Our meals were about the same. We usually had hot vegetable or rice soup, large sardines, fish swimming in cut up vegetables and oil, bread, and cucumber. One time we had a dish of beans in the pod. We eked out breakfast with our nuts and raisins.

The main buildings at Russiko are built around a courtyard with the catholicon [main church] in the middle. Since there are always a few Greek monks part of the service in the catholicon is in Greek. The main Russian church is on the top floor at the north or upper side of the courtyard. On the west side is the bell tower and dining hall. To the south is the entrance through a portico. Outside the portico a ramp goes down to the water and is bordered on each side by pink oleanders. Below the monastery proper is a stone building for pilgrims where we stayed. The monastery has a quiet atmosphere; it is hard to believe there are about 350 monks here.

In the afternoon I went to Vespers in the catholicon. At first I was in a stall where I couldn't see so an old man took me up front. It was strange to hear some of the chanting in the Byzantine style along with the Slavonic. It seemed to cause some confusion even to the monks. The interior of the catholicon, like the cathedral, almost shone with gold. The icons were usually covered with gold or silver.

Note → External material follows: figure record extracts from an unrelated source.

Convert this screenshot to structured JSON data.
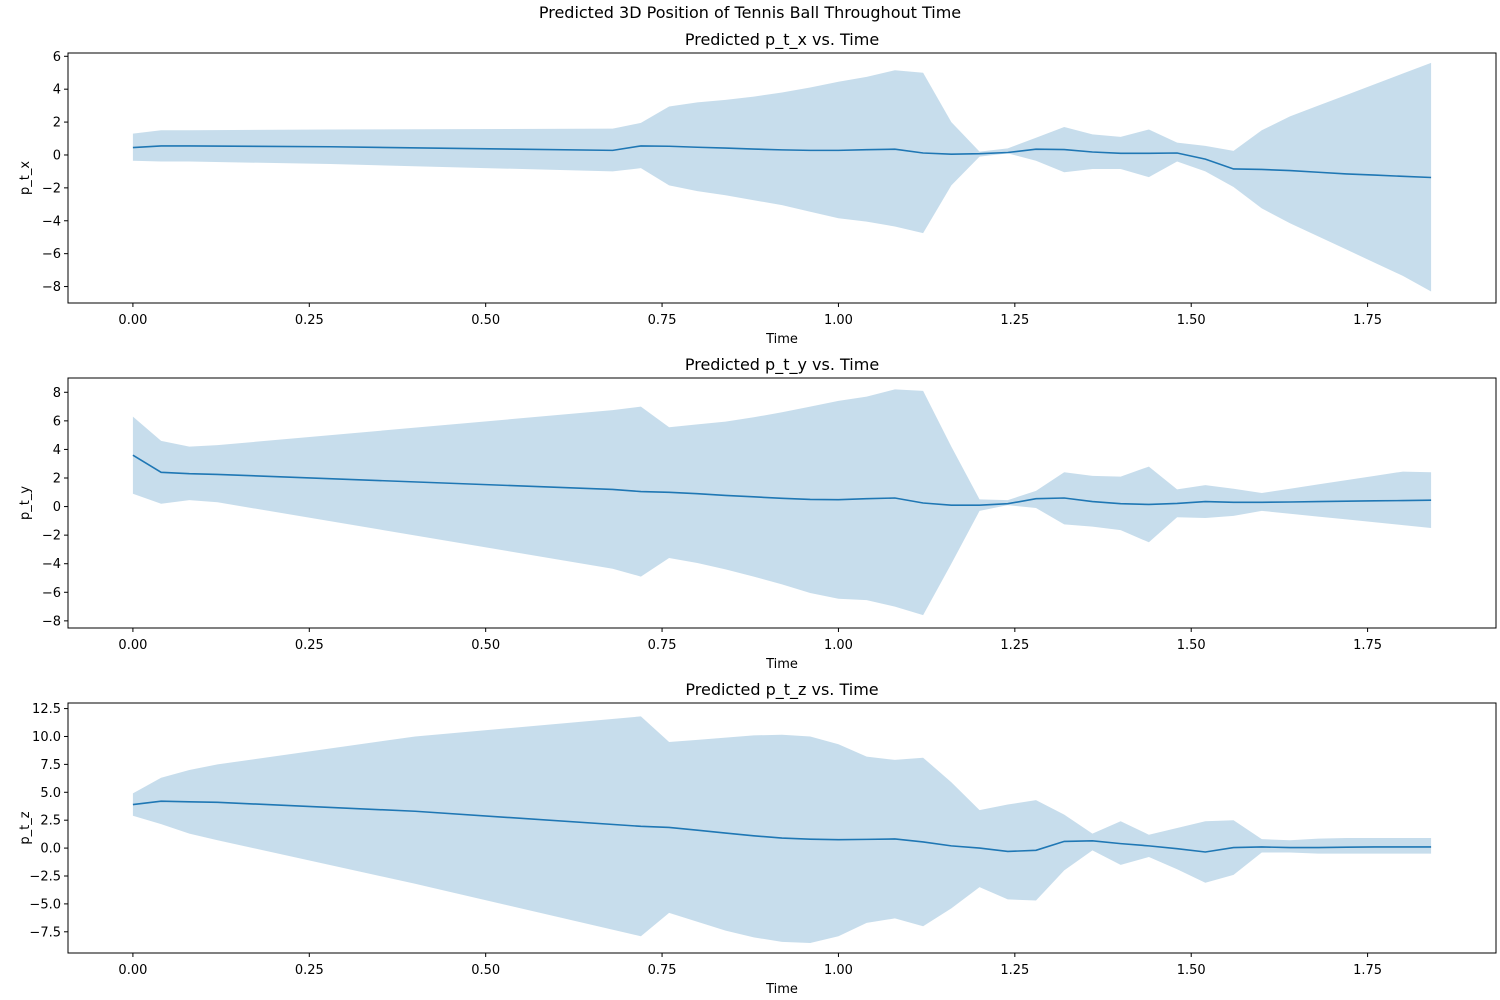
{
  "figure": {
    "suptitle": "Predicted 3D Position of Tennis Ball Throughout Time"
  },
  "colors": {
    "line": "#1f77b4",
    "band": "#1f77b4",
    "band_opacity": 0.25
  },
  "chart_data": [
    {
      "type": "line",
      "title": "Predicted p_t_x vs. Time",
      "xlabel": "Time",
      "ylabel": "p_t_x",
      "xlim": [
        -0.092,
        1.932
      ],
      "ylim": [
        -9.0,
        6.2
      ],
      "xticks": [
        0.0,
        0.25,
        0.5,
        0.75,
        1.0,
        1.25,
        1.5,
        1.75
      ],
      "xtick_labels": [
        "0.00",
        "0.25",
        "0.50",
        "0.75",
        "1.00",
        "1.25",
        "1.50",
        "1.75"
      ],
      "yticks": [
        -8,
        -6,
        -4,
        -2,
        0,
        2,
        4,
        6
      ],
      "ytick_labels": [
        "−8",
        "−6",
        "−4",
        "−2",
        "0",
        "2",
        "4",
        "6"
      ],
      "grid": false,
      "series": [
        {
          "x": [
            0.0,
            0.04,
            0.08,
            0.28,
            0.68,
            0.72,
            0.76,
            0.8,
            0.84,
            0.88,
            0.92,
            0.96,
            1.0,
            1.04,
            1.08,
            1.12,
            1.16,
            1.2,
            1.24,
            1.28,
            1.32,
            1.36,
            1.4,
            1.44,
            1.48,
            1.52,
            1.56,
            1.6,
            1.64,
            1.68,
            1.72,
            1.76,
            1.8,
            1.84
          ],
          "values": [
            0.45,
            0.55,
            0.55,
            0.5,
            0.28,
            0.55,
            0.53,
            0.47,
            0.42,
            0.36,
            0.31,
            0.28,
            0.28,
            0.32,
            0.35,
            0.12,
            0.05,
            0.08,
            0.15,
            0.35,
            0.33,
            0.18,
            0.1,
            0.1,
            0.12,
            -0.25,
            -0.85,
            -0.88,
            -0.95,
            -1.05,
            -1.15,
            -1.22,
            -1.3,
            -1.37
          ],
          "lower": [
            -0.35,
            -0.4,
            -0.4,
            -0.55,
            -1.0,
            -0.8,
            -1.85,
            -2.2,
            -2.45,
            -2.75,
            -3.05,
            -3.45,
            -3.85,
            -4.05,
            -4.35,
            -4.75,
            -1.85,
            -0.1,
            0.1,
            -0.35,
            -1.05,
            -0.85,
            -0.85,
            -1.35,
            -0.4,
            -1.0,
            -1.95,
            -3.25,
            -4.15,
            -4.95,
            -5.75,
            -6.55,
            -7.35,
            -8.3
          ],
          "upper": [
            1.3,
            1.5,
            1.5,
            1.55,
            1.6,
            1.95,
            2.95,
            3.2,
            3.35,
            3.55,
            3.8,
            4.1,
            4.45,
            4.75,
            5.15,
            5.0,
            2.0,
            0.2,
            0.4,
            1.05,
            1.7,
            1.25,
            1.1,
            1.55,
            0.75,
            0.55,
            0.25,
            1.5,
            2.35,
            3.0,
            3.65,
            4.3,
            4.95,
            5.6
          ]
        }
      ]
    },
    {
      "type": "line",
      "title": "Predicted p_t_y vs. Time",
      "xlabel": "Time",
      "ylabel": "p_t_y",
      "xlim": [
        -0.092,
        1.932
      ],
      "ylim": [
        -8.5,
        9.0
      ],
      "xticks": [
        0.0,
        0.25,
        0.5,
        0.75,
        1.0,
        1.25,
        1.5,
        1.75
      ],
      "xtick_labels": [
        "0.00",
        "0.25",
        "0.50",
        "0.75",
        "1.00",
        "1.25",
        "1.50",
        "1.75"
      ],
      "yticks": [
        -8,
        -6,
        -4,
        -2,
        0,
        2,
        4,
        6,
        8
      ],
      "ytick_labels": [
        "−8",
        "−6",
        "−4",
        "−2",
        "0",
        "2",
        "4",
        "6",
        "8"
      ],
      "grid": false,
      "series": [
        {
          "x": [
            0.0,
            0.04,
            0.08,
            0.12,
            0.68,
            0.72,
            0.76,
            0.8,
            0.84,
            0.88,
            0.92,
            0.96,
            1.0,
            1.04,
            1.08,
            1.12,
            1.16,
            1.2,
            1.24,
            1.28,
            1.32,
            1.36,
            1.4,
            1.44,
            1.48,
            1.52,
            1.56,
            1.6,
            1.64,
            1.68,
            1.72,
            1.76,
            1.8,
            1.84
          ],
          "values": [
            3.6,
            2.4,
            2.3,
            2.25,
            1.2,
            1.05,
            1.0,
            0.9,
            0.78,
            0.68,
            0.58,
            0.5,
            0.48,
            0.55,
            0.6,
            0.25,
            0.1,
            0.1,
            0.2,
            0.55,
            0.6,
            0.35,
            0.2,
            0.15,
            0.22,
            0.35,
            0.3,
            0.3,
            0.32,
            0.35,
            0.38,
            0.4,
            0.42,
            0.45
          ],
          "lower": [
            0.9,
            0.2,
            0.45,
            0.3,
            -4.35,
            -4.9,
            -3.6,
            -3.95,
            -4.4,
            -4.9,
            -5.45,
            -6.05,
            -6.45,
            -6.55,
            -7.0,
            -7.6,
            -4.0,
            -0.3,
            0.1,
            -0.1,
            -1.25,
            -1.4,
            -1.65,
            -2.5,
            -0.75,
            -0.8,
            -0.65,
            -0.3,
            -0.5,
            -0.7,
            -0.9,
            -1.1,
            -1.3,
            -1.5
          ],
          "upper": [
            6.3,
            4.6,
            4.2,
            4.3,
            6.75,
            7.0,
            5.55,
            5.75,
            5.95,
            6.25,
            6.6,
            7.0,
            7.4,
            7.7,
            8.2,
            8.1,
            4.2,
            0.5,
            0.45,
            1.1,
            2.4,
            2.15,
            2.1,
            2.8,
            1.2,
            1.5,
            1.25,
            0.95,
            1.25,
            1.55,
            1.85,
            2.15,
            2.45,
            2.4
          ]
        }
      ]
    },
    {
      "type": "line",
      "title": "Predicted p_t_z vs. Time",
      "xlabel": "Time",
      "ylabel": "p_t_z",
      "xlim": [
        -0.092,
        1.932
      ],
      "ylim": [
        -9.4,
        13.0
      ],
      "xticks": [
        0.0,
        0.25,
        0.5,
        0.75,
        1.0,
        1.25,
        1.5,
        1.75
      ],
      "xtick_labels": [
        "0.00",
        "0.25",
        "0.50",
        "0.75",
        "1.00",
        "1.25",
        "1.50",
        "1.75"
      ],
      "yticks": [
        -7.5,
        -5.0,
        -2.5,
        0.0,
        2.5,
        5.0,
        7.5,
        10.0,
        12.5
      ],
      "ytick_labels": [
        "−7.5",
        "−5.0",
        "−2.5",
        "0.0",
        "2.5",
        "5.0",
        "7.5",
        "10.0",
        "12.5"
      ],
      "grid": false,
      "series": [
        {
          "x": [
            0.0,
            0.04,
            0.08,
            0.12,
            0.4,
            0.72,
            0.76,
            0.8,
            0.84,
            0.88,
            0.92,
            0.96,
            1.0,
            1.04,
            1.08,
            1.12,
            1.16,
            1.2,
            1.24,
            1.28,
            1.32,
            1.36,
            1.4,
            1.44,
            1.48,
            1.52,
            1.56,
            1.6,
            1.64,
            1.68,
            1.72,
            1.76,
            1.8,
            1.84
          ],
          "values": [
            3.9,
            4.2,
            4.15,
            4.1,
            3.3,
            1.95,
            1.85,
            1.6,
            1.35,
            1.1,
            0.9,
            0.8,
            0.75,
            0.78,
            0.82,
            0.55,
            0.2,
            0.0,
            -0.3,
            -0.2,
            0.6,
            0.65,
            0.4,
            0.2,
            -0.05,
            -0.35,
            0.05,
            0.1,
            0.05,
            0.05,
            0.08,
            0.1,
            0.1,
            0.1
          ],
          "lower": [
            2.9,
            2.15,
            1.3,
            0.7,
            -3.2,
            -7.9,
            -5.8,
            -6.6,
            -7.4,
            -8.0,
            -8.4,
            -8.5,
            -7.9,
            -6.7,
            -6.3,
            -7.0,
            -5.4,
            -3.5,
            -4.6,
            -4.7,
            -2.0,
            -0.2,
            -1.5,
            -0.8,
            -1.9,
            -3.1,
            -2.4,
            -0.4,
            -0.4,
            -0.5,
            -0.5,
            -0.5,
            -0.5,
            -0.5
          ],
          "upper": [
            4.9,
            6.3,
            7.0,
            7.5,
            10.0,
            11.8,
            9.5,
            9.7,
            9.9,
            10.1,
            10.15,
            10.0,
            9.3,
            8.2,
            7.9,
            8.1,
            5.9,
            3.4,
            3.9,
            4.3,
            3.0,
            1.3,
            2.4,
            1.2,
            1.8,
            2.4,
            2.5,
            0.8,
            0.7,
            0.85,
            0.9,
            0.9,
            0.9,
            0.9
          ]
        }
      ]
    }
  ]
}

July 13. After Liturgy this morning Fr. Haralambi gave us dinner and then brought down an extremely nice monk who spoke French. He showed us around and answered all our questions. Before the Revolution there would sometimes be one thousand pilgrims a week around Easter. Now the capital of the monastery has been lost and they all have to work hard to keep going. He said that the singing was better when there were more younger monks to take the soprano parts. All of them work, some in the gardens, some in the offices, some cutting wood. Those who are too old or feeble take turns reading the Psalter for two hours apiece. We saw one old man doing that in a little chapel. In some ways the monastery is like an old man's home where they are all busy and contented.

He took us to the library and introduced us to the librarian who also spoke French. When he told us that most of the books were on religion, he explained that Orthodox monks made that their specialty and didn't pay much attention to science and learning like the Roman Catholic monks. He showed us some leaves from a Gospel in Greek uncials and a work of Gregory the Theologian which had some gorgeous full-page illustrations. The gold and blue and red were as bright as if they had been applied yesterday. He had Hasluck and Byron but not Riley.

When I mentioned Archbishop Benjamin to the librarian he told me that his secretary who went to the United States with him had once been a Roman Catholic monk who came to Russiko and was so impressed that he became Orthodox. We were told how to distinguish icons of St. Nicholas and St. Sergius. St. Nicholas is always shown wearing vestments.

At about six we packed our things and left. The archontaris showed us the path for fifteen minutes and then said Good bye. It was hard to get a great deal from him because he wasn't naturally talkative and spoke only a little Greek.